His design includes frame and panel door faces and wide sides, in other words small boxes, the insides of which allow for more storage. These doors are attached to the box sides with mortised butt hinges. 

My question is how do these doors open and close? 

Perhaps this is a stupid q, but it seems to me that when these doors are mounted and if the mount facilitates a tight fit, these doors will not open and close as the sides will wedge against each other as the doors are pulled open or pushed closed.

So, what am I missing?


----------



## GeorgeC (Jul 30, 2008)

I have one cabinet with much thicker doors than you are describing. They are 8" deep.

When I was building this cabinet I intuitively thought the same as you so left 1/4 inch spacing between the two doors. In reality that was not necessary. Take a piece of paper and draw two equal arcs so that they just touch at the center. Those arcs are the path that is taken by the inside edges of the drawers.

The arcs do not touch and neither do the doors. The inside edges swing the maximum distance. You can leave whatever spacing you life between the doors.

George

PS Or to demonstrate this to yourself physically take two 4" boards and pin then at one end so that they can swing. Have then touching in the middle when you start. This represents either the bottom or top of a 4" door swinging on a hinge.


----------



## Chamfer (Sep 6, 2014)

As long as the framing and doors are built for each other you can make as thick as a door as you want. The adjustments also have to be right (mortise and shims).

What youre talking about is a standard 'double door' set up, the workings are pretty standard.


If none of this makes sense than you probably need to read up on basic door installation.


----------



## abetrman (Mar 18, 2011)

Just watched the build video (Fine Woodworking Site) for this, and as George states, there was no mention of making any adjustments to make sure the doors would work.
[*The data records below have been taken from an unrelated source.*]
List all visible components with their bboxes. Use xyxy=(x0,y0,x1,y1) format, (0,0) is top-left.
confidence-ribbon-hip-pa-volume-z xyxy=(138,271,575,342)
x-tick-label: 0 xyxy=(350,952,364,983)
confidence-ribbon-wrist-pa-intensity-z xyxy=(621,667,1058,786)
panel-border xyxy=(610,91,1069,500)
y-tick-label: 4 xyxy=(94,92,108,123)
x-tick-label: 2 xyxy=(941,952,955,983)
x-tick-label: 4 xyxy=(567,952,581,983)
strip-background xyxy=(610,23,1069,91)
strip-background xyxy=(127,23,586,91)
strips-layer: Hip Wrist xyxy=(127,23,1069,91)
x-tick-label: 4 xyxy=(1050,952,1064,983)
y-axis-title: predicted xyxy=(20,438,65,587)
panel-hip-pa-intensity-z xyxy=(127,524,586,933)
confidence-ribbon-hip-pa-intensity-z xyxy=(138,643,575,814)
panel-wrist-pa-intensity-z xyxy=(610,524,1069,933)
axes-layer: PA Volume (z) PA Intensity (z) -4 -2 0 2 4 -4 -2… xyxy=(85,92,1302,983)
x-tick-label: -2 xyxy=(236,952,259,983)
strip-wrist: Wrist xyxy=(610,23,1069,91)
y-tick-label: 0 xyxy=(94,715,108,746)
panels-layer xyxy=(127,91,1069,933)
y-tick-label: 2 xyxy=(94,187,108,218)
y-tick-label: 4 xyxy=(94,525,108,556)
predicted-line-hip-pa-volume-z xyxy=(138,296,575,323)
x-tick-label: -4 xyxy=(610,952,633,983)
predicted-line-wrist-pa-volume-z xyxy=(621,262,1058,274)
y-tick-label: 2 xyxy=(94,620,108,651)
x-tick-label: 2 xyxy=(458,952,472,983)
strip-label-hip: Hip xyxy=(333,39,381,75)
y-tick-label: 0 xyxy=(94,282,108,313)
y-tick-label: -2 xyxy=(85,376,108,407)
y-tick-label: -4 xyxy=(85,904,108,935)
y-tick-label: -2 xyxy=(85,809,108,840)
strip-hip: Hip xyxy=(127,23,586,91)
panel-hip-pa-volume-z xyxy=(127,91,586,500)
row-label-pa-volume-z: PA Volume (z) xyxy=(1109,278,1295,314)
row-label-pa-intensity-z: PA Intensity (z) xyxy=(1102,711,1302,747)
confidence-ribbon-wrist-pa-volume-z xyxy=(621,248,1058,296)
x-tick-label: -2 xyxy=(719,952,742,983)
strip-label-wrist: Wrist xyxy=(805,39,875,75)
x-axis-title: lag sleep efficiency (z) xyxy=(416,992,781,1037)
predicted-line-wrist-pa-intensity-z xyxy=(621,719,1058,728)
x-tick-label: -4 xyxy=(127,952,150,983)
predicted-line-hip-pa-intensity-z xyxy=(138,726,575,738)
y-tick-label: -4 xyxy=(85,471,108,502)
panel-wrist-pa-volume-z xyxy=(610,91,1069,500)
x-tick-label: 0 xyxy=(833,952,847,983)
He cut them to size and moved on.


----------



## Hammer1 (Aug 1, 2010)

The center point of the door opening arc is the center of the hinge pin. In this case, that is on the inside face of the thick door. You are thinking as though the hinge barrel is on the outside face, like most doors.


----------



## GeorgeC (Jul 30, 2008)

abetrman said:


> Just watched the build video (Fine Woodworking Site) for this, and as George states, there was no mention of making any adjustments to make sure the doors would work.
> 
> He cut them to size and moved on.


Correct. The thickness of the doors does not matter.

George

PS Because the doors were going to be heavy I used piano hinge. However, the style of hinge also does not matter as long as the hinge point is on the inner portion.


----------



## igster (Oct 31, 2013)

One key thing is the hinge plate...make sure it is facing the right way so that the two halves close completely together towards the back, with the hinge pin in front- this is the door open position. when the door is closed, the hinges are wide open like a book laid out flat. that pic 'splains it pretty good


----------



## gatortrial (Dec 25, 2013)

Gentlemen, thank you very much for your thoughtful replies! Be a while till i get the stage of fitting the doors, but it definitely puts my mind at rest as a f&*%k up at that point would be pretty unfortunate!


----------